More than a Quarter of Households with Children in Georgia Can’t Afford Enough FoodPrint This Post
According to a new report by the Food Research and Action Center (FRAC), Georgia has the nation’s 16th highest rate of households with food hardship.
FRAC looked at rates of households with and without children in all states answering “yes” over the course of a year to the question, “Were there times over the past year when you did not have enough money to buy food that you or your family needed?”
26.8 percent of Georgia households with children answered yes.
The Atlanta-Sandy Springs-Marietta Metropolitan Statistical Area was the 31st highest metro area in the nation with 26.4 percent for households with children. Georgia’s 4th Congressional District was the 37th highest congressional district with food hardship (32.6 percent) in households with children.

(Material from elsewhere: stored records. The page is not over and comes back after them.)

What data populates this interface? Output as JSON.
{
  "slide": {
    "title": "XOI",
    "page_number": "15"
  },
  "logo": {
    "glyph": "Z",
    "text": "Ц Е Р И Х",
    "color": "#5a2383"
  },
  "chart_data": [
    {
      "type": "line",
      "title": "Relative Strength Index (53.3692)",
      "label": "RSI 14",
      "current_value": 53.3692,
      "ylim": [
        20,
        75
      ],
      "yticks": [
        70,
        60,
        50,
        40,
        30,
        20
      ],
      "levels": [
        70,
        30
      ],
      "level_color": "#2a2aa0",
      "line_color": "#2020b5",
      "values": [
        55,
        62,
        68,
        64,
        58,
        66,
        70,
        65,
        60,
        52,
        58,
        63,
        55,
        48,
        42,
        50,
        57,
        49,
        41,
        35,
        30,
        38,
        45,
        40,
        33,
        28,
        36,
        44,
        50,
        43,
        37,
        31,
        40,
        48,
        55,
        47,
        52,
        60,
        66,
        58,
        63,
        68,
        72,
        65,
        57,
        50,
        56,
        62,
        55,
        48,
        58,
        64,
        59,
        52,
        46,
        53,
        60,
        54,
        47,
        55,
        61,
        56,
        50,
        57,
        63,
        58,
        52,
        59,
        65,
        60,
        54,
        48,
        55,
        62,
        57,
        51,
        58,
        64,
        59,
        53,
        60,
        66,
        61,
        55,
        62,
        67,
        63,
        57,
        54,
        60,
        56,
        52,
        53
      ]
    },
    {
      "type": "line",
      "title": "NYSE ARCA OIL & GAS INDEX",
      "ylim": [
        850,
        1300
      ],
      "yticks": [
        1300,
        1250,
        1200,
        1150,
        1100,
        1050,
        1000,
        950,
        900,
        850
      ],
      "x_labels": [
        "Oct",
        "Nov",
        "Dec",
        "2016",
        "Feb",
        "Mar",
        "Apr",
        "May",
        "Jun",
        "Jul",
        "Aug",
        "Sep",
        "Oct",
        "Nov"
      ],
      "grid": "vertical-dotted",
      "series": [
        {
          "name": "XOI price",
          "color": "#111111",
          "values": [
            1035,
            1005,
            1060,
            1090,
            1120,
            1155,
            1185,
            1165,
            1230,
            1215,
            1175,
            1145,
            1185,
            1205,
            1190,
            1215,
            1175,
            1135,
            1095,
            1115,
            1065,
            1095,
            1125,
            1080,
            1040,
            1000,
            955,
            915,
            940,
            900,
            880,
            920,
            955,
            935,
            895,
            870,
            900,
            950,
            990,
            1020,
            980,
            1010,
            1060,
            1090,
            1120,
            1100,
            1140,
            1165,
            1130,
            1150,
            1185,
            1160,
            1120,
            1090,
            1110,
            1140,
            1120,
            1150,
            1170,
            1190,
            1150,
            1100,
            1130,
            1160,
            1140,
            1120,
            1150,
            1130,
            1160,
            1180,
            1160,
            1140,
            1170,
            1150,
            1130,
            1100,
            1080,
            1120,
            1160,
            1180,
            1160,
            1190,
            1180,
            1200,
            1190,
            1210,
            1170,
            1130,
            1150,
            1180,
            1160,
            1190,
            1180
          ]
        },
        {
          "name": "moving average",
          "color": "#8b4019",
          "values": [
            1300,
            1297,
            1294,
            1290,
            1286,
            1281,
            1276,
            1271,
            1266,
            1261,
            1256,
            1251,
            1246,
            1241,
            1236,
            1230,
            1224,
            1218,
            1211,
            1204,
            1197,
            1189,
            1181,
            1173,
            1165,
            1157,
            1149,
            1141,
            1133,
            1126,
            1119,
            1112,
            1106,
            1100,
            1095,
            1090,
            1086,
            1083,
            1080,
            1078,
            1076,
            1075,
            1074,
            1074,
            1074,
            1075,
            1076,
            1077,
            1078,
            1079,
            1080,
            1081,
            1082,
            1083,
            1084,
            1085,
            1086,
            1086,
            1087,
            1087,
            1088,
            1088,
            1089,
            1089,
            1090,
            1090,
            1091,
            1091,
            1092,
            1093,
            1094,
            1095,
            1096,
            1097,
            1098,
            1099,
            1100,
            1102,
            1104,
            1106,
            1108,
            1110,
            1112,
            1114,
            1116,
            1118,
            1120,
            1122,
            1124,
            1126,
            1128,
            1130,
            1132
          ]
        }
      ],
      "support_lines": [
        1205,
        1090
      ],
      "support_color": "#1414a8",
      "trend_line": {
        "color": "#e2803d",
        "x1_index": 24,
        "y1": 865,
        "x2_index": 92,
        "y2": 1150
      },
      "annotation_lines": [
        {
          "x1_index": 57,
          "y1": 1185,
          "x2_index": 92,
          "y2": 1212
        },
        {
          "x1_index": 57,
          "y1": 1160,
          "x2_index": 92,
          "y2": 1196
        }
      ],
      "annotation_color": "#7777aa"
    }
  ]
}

FRAC President Jim Weill said because so many households are struggling with hunger or food insecurity, this is not the time to make our safety net weaker. He said weakening key safety net programs will make hunger and malnutrition more common and deeper, increase fiscal deficits, further weaken the economy, and increase human suffering.
The data in this report show that states, cities, counties and school districts have to do a much better job using federally funded anti-hunger programs to reduce hunger. According to FRAC, reaching more people with these programs would translate to less hunger, healthier children, more federal dollars flowing into the state, more economic growth, and more jobs.
FRAC is a national organization working for more effective public and private policies to eradicate domestic hunger and under-nutrition. The rates are based on data through 2010.